Filter the data by using filter() or select() to pick out the columns, rows, or specific qualifications you’re looking for. Let’s say we want to look at beak length between males and females. We can create a filtered dataset using a method in R called ‘pipelining’, which basically tells R, go to the next line and run that line of code.

female_data <- morphology_data %>%
  select(sex, beak) %>%
  filter(sex == "F", beak != "NA")

f_mean <- mean(female_data[["beak"]])
f_sd <- sd(female_data[["beak"]])
f_max <- max(female_data[["beak"]])
f_min <- min(female_data[["beak"]])

# Get rid of rows with NA values

male_data <- morphology_data %>%
  select(sex, beak) %>%
  filter(sex == "M", beak != "NA")

m_mean <- mean(male_data[["beak"]])
m_sd <- sd(male_data[["beak"]])
m_max <- max(male_data[["beak"]])
m_min <- min(male_data[["beak"]])

# Let's make a dataframe from scratch summarizing the statistics.
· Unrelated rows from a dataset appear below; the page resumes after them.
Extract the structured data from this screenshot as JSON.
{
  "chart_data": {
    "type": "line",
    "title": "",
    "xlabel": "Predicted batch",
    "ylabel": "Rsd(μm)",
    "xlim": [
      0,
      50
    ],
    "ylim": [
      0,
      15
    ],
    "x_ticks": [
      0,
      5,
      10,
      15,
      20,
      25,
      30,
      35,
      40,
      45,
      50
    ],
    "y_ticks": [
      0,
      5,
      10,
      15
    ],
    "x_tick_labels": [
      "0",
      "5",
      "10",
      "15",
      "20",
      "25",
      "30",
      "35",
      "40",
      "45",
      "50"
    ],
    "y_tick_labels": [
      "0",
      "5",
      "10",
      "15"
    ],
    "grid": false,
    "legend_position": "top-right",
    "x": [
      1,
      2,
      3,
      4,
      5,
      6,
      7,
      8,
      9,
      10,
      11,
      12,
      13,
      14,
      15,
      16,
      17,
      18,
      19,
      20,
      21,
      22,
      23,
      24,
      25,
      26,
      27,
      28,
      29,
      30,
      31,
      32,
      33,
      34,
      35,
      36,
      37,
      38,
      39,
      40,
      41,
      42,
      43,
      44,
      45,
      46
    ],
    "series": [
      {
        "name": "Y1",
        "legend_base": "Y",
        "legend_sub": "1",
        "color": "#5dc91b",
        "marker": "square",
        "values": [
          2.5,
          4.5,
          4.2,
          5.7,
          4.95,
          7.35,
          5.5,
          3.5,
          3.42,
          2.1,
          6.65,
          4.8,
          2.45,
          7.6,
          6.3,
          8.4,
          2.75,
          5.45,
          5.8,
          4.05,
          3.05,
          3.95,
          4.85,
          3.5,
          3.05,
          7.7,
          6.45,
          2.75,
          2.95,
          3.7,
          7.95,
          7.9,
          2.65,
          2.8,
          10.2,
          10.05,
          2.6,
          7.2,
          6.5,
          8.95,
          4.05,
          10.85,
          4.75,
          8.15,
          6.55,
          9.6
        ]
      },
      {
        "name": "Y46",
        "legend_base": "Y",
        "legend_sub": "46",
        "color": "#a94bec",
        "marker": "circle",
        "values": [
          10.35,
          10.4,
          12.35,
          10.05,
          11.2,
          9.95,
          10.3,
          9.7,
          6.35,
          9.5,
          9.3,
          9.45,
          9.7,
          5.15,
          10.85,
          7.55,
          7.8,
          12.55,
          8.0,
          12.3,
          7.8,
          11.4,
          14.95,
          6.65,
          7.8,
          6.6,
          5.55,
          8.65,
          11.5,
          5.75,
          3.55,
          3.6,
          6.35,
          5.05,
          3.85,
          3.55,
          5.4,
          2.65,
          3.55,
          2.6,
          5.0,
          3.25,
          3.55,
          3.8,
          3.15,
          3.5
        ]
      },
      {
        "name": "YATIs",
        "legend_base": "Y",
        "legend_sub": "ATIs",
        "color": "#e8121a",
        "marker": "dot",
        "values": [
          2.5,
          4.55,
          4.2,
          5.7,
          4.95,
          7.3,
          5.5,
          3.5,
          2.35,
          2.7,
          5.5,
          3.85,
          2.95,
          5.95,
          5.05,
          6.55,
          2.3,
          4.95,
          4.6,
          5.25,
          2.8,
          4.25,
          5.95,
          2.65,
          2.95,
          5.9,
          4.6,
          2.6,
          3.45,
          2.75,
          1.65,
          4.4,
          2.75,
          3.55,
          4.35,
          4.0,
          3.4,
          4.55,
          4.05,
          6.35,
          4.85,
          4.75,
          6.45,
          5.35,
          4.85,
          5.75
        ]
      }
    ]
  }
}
summary_table <- matrix(byrow=TRUE, c(f_mean, f_sd, f_max, f_min,
                                      m_mean, m_sd, m_max, m_min), nrow=2,
                                dimnames = list(c("female", "male"),  
                        c("mean", "sd", "max", "min")))
kable(summary_table)
mean sd max min
female 7.641 0.9773 9.34 5.77
male 5.781 0.4585 6.91 4.69

Graphing the data.

To help visualize the data we can graph histograms - this will help us see the distribution. To do so just use hist(), boxplot(),

hist(female_data[["beak"]])

hist(male_data[["beak"]])

boxplot(female_data[["beak"]])

boxplot(male_data[["beak"]])